Grande problema que se apresenta neste momento é em relação ao Estado, ou seja, à máquina estatal e o fato da mesma encontrar-se praticamente “falida” no que diz respeito aos procedimentos persecutórios, bem como executórios, isso traz como consequência o fato de que determinados procedimentos levam mais tempo do que o necessário para serem realizados.

O que não se deve é considerar tal situação normal para permitir que a prescrição coloque óbice no jus puniendi estatal, pelo menos não em relação ao homicídio doloso.
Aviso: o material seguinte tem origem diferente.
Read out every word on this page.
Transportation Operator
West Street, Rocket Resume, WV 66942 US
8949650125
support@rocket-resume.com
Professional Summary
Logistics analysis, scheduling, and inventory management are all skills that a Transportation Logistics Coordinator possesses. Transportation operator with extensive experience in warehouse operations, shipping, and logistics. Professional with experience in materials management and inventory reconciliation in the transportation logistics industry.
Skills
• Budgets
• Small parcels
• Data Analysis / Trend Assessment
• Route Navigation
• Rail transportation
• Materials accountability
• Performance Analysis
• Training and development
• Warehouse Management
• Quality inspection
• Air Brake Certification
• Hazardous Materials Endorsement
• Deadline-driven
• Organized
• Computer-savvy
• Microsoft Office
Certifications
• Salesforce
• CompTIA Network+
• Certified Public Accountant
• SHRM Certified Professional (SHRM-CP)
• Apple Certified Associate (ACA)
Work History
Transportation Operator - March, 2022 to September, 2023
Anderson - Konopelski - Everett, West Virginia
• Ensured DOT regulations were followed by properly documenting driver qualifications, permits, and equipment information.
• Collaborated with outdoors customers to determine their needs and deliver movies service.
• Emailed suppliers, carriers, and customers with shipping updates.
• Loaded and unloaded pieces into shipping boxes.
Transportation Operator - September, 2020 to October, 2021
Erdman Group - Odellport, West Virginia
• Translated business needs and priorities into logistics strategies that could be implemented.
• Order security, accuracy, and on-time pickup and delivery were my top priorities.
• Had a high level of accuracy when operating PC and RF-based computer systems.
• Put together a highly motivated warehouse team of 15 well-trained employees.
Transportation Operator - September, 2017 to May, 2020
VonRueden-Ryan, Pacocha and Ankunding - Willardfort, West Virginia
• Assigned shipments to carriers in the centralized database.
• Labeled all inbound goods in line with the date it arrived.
O simples fato da demora de determinados procedimentos não pode ser responsável ou suficiente por tornar extinta a punibilidade daquele, que não respeitou o Direito Constitucional à vida e matou outrem dolosamente.

O lapso no caso do crime de homicídio, não possui qualquer influência, uma vez que este é um crime cujos efeitos se perpetuam no tempo, o simples fato de se passar vinte anos, considerando a pena em abstrato, não deve inviabilizar o direito dever de punir do Estado, tendo em vista que a vida que foi ceifada nunca mais poderá ser restabelecida, daí a importância de que tal crime, quando praticado dolosamente não possa mais ser objeto da prescrição penal.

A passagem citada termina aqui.